Caso Seminara, sfogo dei parenti: “Volevamo solo dirti com’è andata”

Redazione

Cronaca - La lettera

Caso Seminara, sfogo dei parenti: “Volevamo solo dirti com’è andata”
La lettera dei due cugini dopo la sentenza di primo grado: "Volevamo solo sapere cosa è successo. Non ci fermeremo"

17 Febbraio 2020 - 12:25

Riceviamo e pubblichiamo la lettera di Piero e Antonio Seminara, cugini di Antonella Seminara, la donna gangitana scomparsa la notte del 4 agosto 2013 dopo il ricovero d’urgenza all’Ospedale di Nicosia (Leggi qui) 

“Erano le 18,30 del 4 Agosto del 2013 quando quella telefonata ci sconvolse. Partimmo all’improvviso ma non avremmo mai immaginato l’inimmaginabile. Ci eravamo incontrati solo mezz’ora prima e tutto sembrava andare bene. È stato tutto improvviso. “Il bambino non ce la fa, c’è stato qualche piccolo problema per la mamma ma tutto risolto”, così ci rassicurano i dottori. Parole che non potremo mai dimenticare.

Per sicurezza è meglio un trasferimento immediato a Sciacca dove ci dicono esserci un unico posto libero. Erano le 22 :30 e ci informano che eri pronta per partire. Sull’ambulanza immobile per due ore lunghissime finchè non cominciamo a chiedere spiegazioni, a chiedere aiuto con la paura che comincia a paralizzarci e l’ impossibilità di capire davvero cosa stava succedendo. Era tutto risolto e dobbiamo comunque partire per Sciacca, pronti a partire in ambulanza ma l’ambulanza rimane ferma.

Quando finalmente un elicottero sembra arrivare per portarti in salvo noi siamo in auto per questo viaggio della speranza che finisce in tragedia. Muori e poche ore prima eri pronta a dare la vita al tuo bambino. Non sappiamo cosa fare. Rimaniamo storditi, increduli… Soli.

È stato lì che ti abbiamo promesso che saremmo andati fino in fondo. Noi dovevamo sapere cosa fosse realmente accaduto.
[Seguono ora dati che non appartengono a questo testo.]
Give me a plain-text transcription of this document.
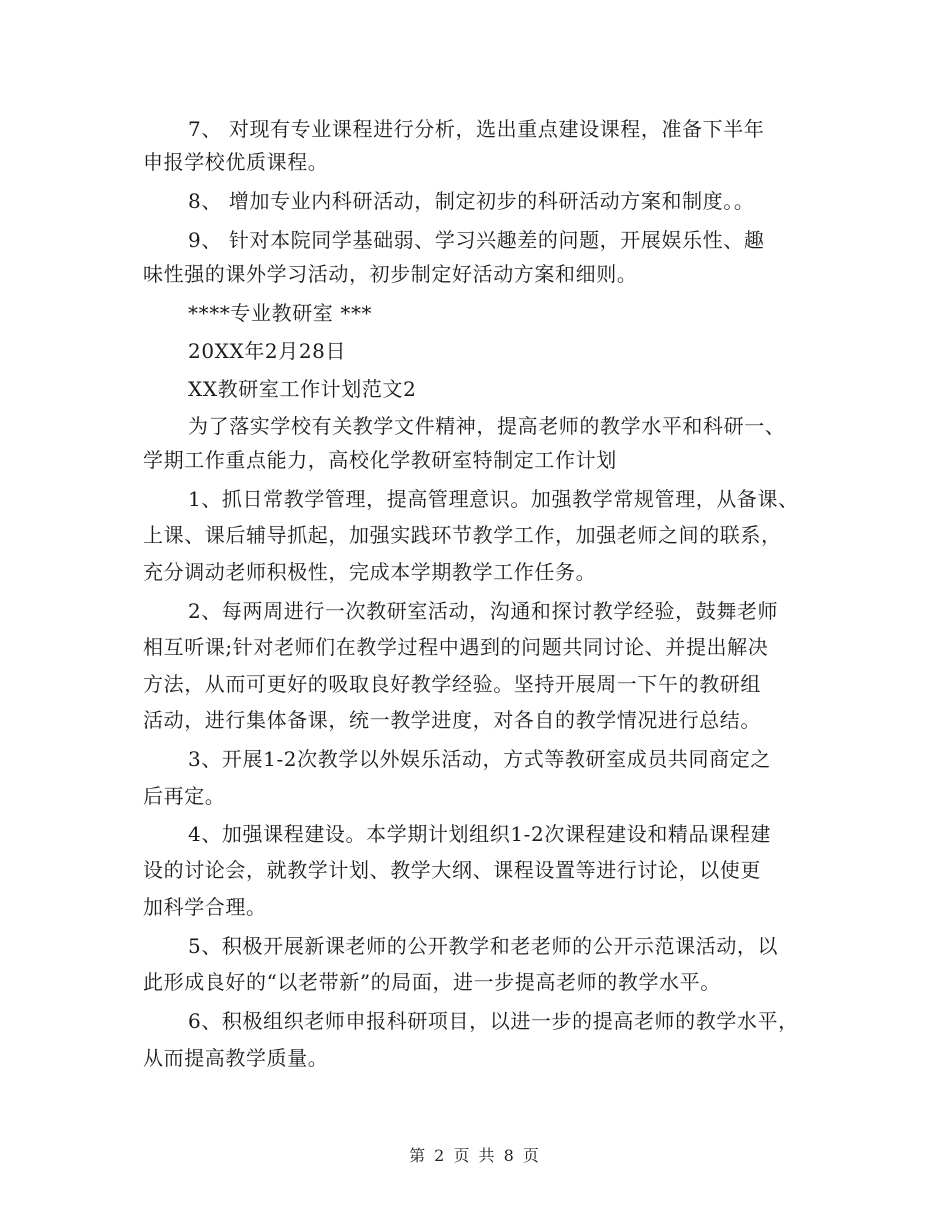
7、 对现有专业课程进行分析，选出重点建设课程，准备下半年
申报学校优质课程。
8、 增加专业内科研活动，制定初步的科研活动方案和制度。。
9、 针对本院同学基础弱、学习兴趣差的问题，开展娱乐性、趣
味性强的课外学习活动，初步制定好活动方案和细则。
****专业教研室 ***
20XX年2月28日
XX教研室工作计划范文2
为了落实学校有关教学文件精神，提高老师的教学水平和科研一、
学期工作重点能力，高校化学教研室特制定工作计划
1、抓日常教学管理，提高管理意识。加强教学常规管理，从备课、
上课、课后辅导抓起，加强实践环节教学工作，加强老师之间的联系，
充分调动老师积极性，完成本学期教学工作任务。
2、每两周进行一次教研室活动，沟通和探讨教学经验，鼓舞老师
相互听课;针对老师们在教学过程中遇到的问题共同讨论、并提出解决
方法，从而可更好的吸取良好教学经验。坚持开展周一下午的教研组
活动，进行集体备课，统一教学进度，对各自的教学情况进行总结。
3、开展1-2次教学以外娱乐活动，方式等教研室成员共同商定之
后再定。
4、加强课程建设。本学期计划组织1-2次课程建设和精品课程建
设的讨论会，就教学计划、教学大纲、课程设置等进行讨论，以使更
加科学合理。
5、积极开展新课老师的公开教学和老老师的公开示范课活动，以
此形成良好的“以老带新”的局面，进一步提高老师的教学水平。
6、积极组织老师申报科研项目，以进一步的提高老师的教学水平，
从而提高教学质量。
第 2 页 共 8 页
Per questo motivo ci ritroviamo tra avvocati e medici, a cercare la verità, a portarla questa verità davanti a te e al tuo bambino che dormite insieme per sempre. Volevamo poterti dire com’era andata e volevamo dirlo alla tua mamma e alla tua famiglia a cui è cambiato tutto da quel giorno. Ci siamo affidati alla giustizia perché ci rimane solo quella. Noi sappiamo che qualcosa non è andato come doveva andare ma sappiamo anche di non aver avuto le risposte che abbiamo chiesto, urlato, implorato quella sera. Siamo rimasti abbandonati e soli fino alla tragica notizia.

Dopo sei anni e 192 giorni arriva la risposta dalla giustizia che non accettiamo, e ci fa riflettere. Dopo anni trascorsi a combattere non è cambiato nulla, nessun responsabile e stesso ospedale inefficiente. Ricordiamo che dopo questa tragedia si doveva attivare a Nicosia la sala di rianimazione, perchè una tragedia simile non potesse ripetersi. Tutte chiacchiere! Si dice che il vero colpevole è il sistema (troppo semplice) ma il sistema è formato da cose o da persone ?

Ci hanno accusato di essere stati “pesanti”, di aver traumatizzato gli accusati, mentre noi abbiamo perso una sorella, una mamma, un’amica. Forse ha ragione chi dice che nella giustizia non si è uguali. Che noi siamo deboli e nostra cugina era una persona troppo umile per averla quella giustizia. Cominciamo a credere che sia veramente così. E allora cara cugina, ti rinnoviamo quella promessa di non fermarci adesso. Anche se non saremo mai “forti” abbastanza perché la forza ci è stata strappata quel giorno che sei andata via con il tuo bambino. Noi eravamo lì e sappiamo quello che è successo. Noi non possiamo dimenticare.